Before I resorted to something like this, I’d do everything I could to address the enviornment. I would actually never do it, for numerous reasons. It’s also banned where I live. But before anyone considers an ireversible surgery that is for owner convincence only, I would hope that they had truly exhasted ALL reasonable options. It’s a surgery. On the throat. It can have serious side effects/complications immediately or down the line. Not to mention the risk of anestesia, like any surgery. For an elective procedure that does nothing for the dog, only the owner. Spaying/neutering is beneficial for the dog and for the population in general. Debarking does nothing for the dog. It only makes the owner happier. Potentially at the expense of the dog’s comfort.[/QUOTE]
If you read what the OP has posted, they have done all that anyone could, used no-bark collars, taken the dog to obedience classes, used two private trainers, what else do you want them to do?

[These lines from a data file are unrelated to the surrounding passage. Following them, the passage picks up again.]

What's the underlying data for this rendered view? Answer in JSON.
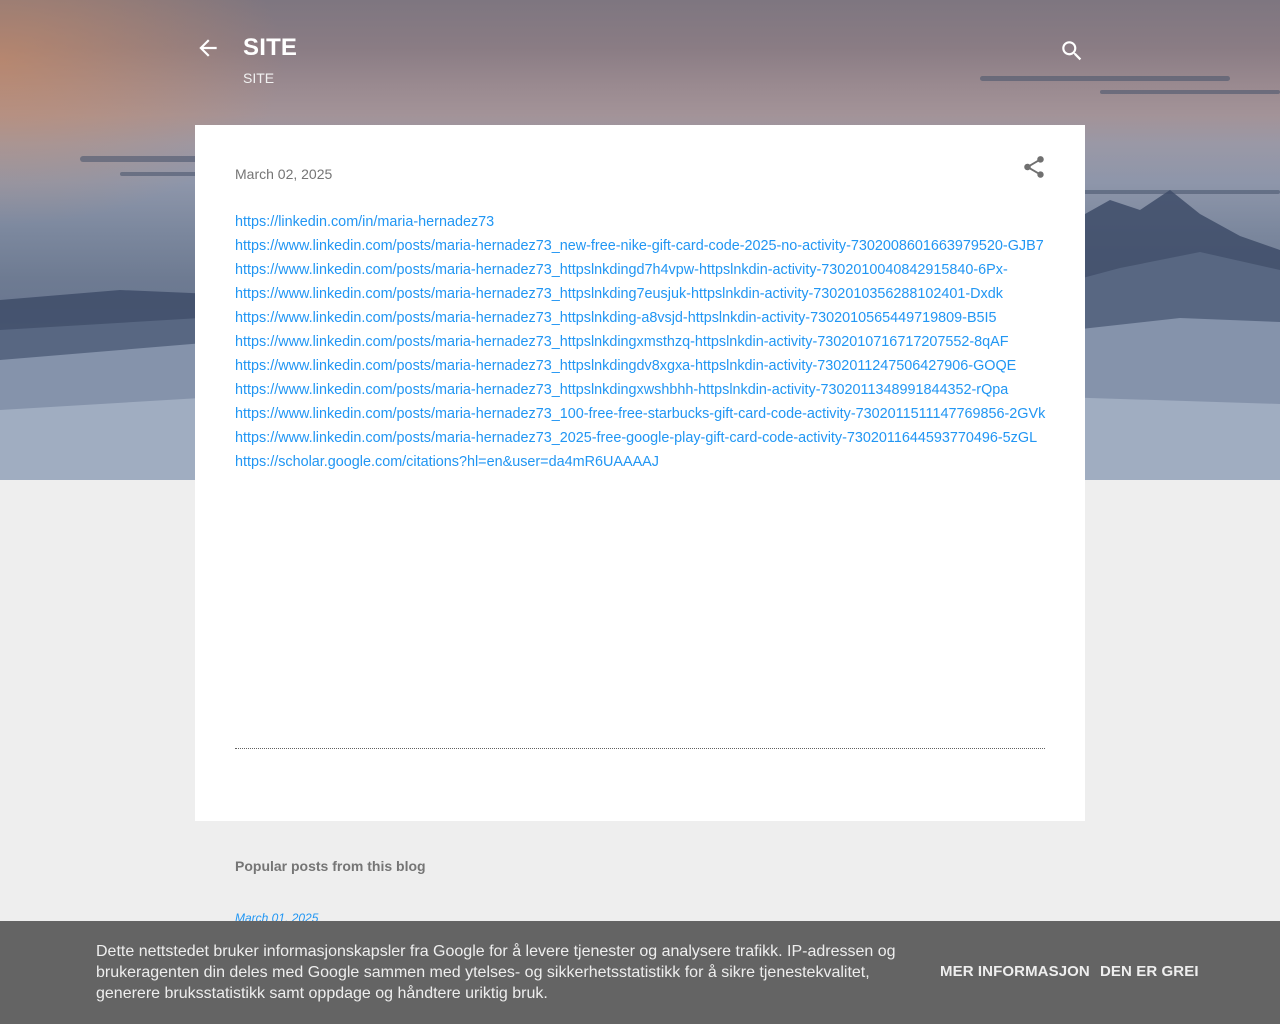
{
  "header": {
    "title": "SITE",
    "description": "SITE",
    "back_icon": "arrow-back-icon",
    "search_icon": "search-icon"
  },
  "post": {
    "date": "March 02, 2025",
    "share_icon": "share-icon",
    "links": [
      "https://linkedin.com/in/maria-hernadez73",
      "https://www.linkedin.com/posts/maria-hernadez73_new-free-nike-gift-card-code-2025-no-activity-7302008601663979520-GJB7",
      "https://www.linkedin.com/posts/maria-hernadez73_httpslnkdingd7h4vpw-httpslnkdin-activity-7302010040842915840-6Px-",
      "https://www.linkedin.com/posts/maria-hernadez73_httpslnkding7eusjuk-httpslnkdin-activity-7302010356288102401-Dxdk",
      "https://www.linkedin.com/posts/maria-hernadez73_httpslnkding-a8vsjd-httpslnkdin-activity-7302010565449719809-B5I5",
      "https://www.linkedin.com/posts/maria-hernadez73_httpslnkdingxmsthzq-httpslnkdin-activity-7302010716717207552-8qAF",
      "https://www.linkedin.com/posts/maria-hernadez73_httpslnkdingdv8xgxa-httpslnkdin-activity-7302011247506427906-GOQE",
      "https://www.linkedin.com/posts/maria-hernadez73_httpslnkdingxwshbhh-httpslnkdin-activity-7302011348991844352-rQpa",
      "https://www.linkedin.com/posts/maria-hernadez73_100-free-free-starbucks-gift-card-code-activity-7302011511147769856-2GVk",
      "https://www.linkedin.com/posts/maria-hernadez73_2025-free-google-play-gift-card-code-activity-7302011644593770496-5zGL",
      "https://scholar.google.com/citations?hl=en&user=da4mR6UAAAAJ"
    ]
  },
  "popular": {
    "title": "Popular posts from this blog",
    "first_date": "March 01, 2025"
  },
  "cookie": {
    "text": "Dette nettstedet bruker informasjonskapsler fra Google for å levere tjenester og analysere trafikk. IP-adressen og brukeragenten din deles med Google sammen med ytelses- og sikkerhetsstatistikk for å sikre tjenestekvalitet, generere bruksstatistikk samt oppdage og håndtere uriktig bruk.",
    "more_label": "MER INFORMASJON",
    "ok_label": "DEN ER GREI"
  },
  "colors": {
    "link": "#2196f3",
    "card": "#ffffff",
    "page_bg": "#eeeeee",
    "cookie_bg": "#646464"
  }
}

As for dogs barking too much, there are some that just bark, no reason necessary, not stressed, exercised and trained properly, they bark like they breathe, is a glitch in their barking mechanism.
We had two shelties and one was like that, would bark at all and any, it is how her brain was wired, she came at four months from a puppy mill, very sick and just barked all the time once she recuperated.
Phone would ring, she whirled and barked, then remember she was not supposed to and would stop and stand there for a minute and someone moved again whirl and bark, etc.
No, we didn’t debark her, but we don’t have to make a choice to rehome a dog that barks over the top, they are ok here, without neighbors.
We had a toy poodle almost as bad, but the difference was clear, the sheltie was impossible to manage, the toy poodle you could stop before she got started or right after, she didn’t lose her senses while barking wildly.
That kind of out of control frantic barking could be said it is similar to a mental disorder in some dogs, I think.
Don’t know how you address that 24/7 problem, because we just can’t be there 24/7 for the dog.
Debarking may not be a good solution, but maybe, for this dog, worth asking further about it is ok, without being called uncaring and bad owners for considering it.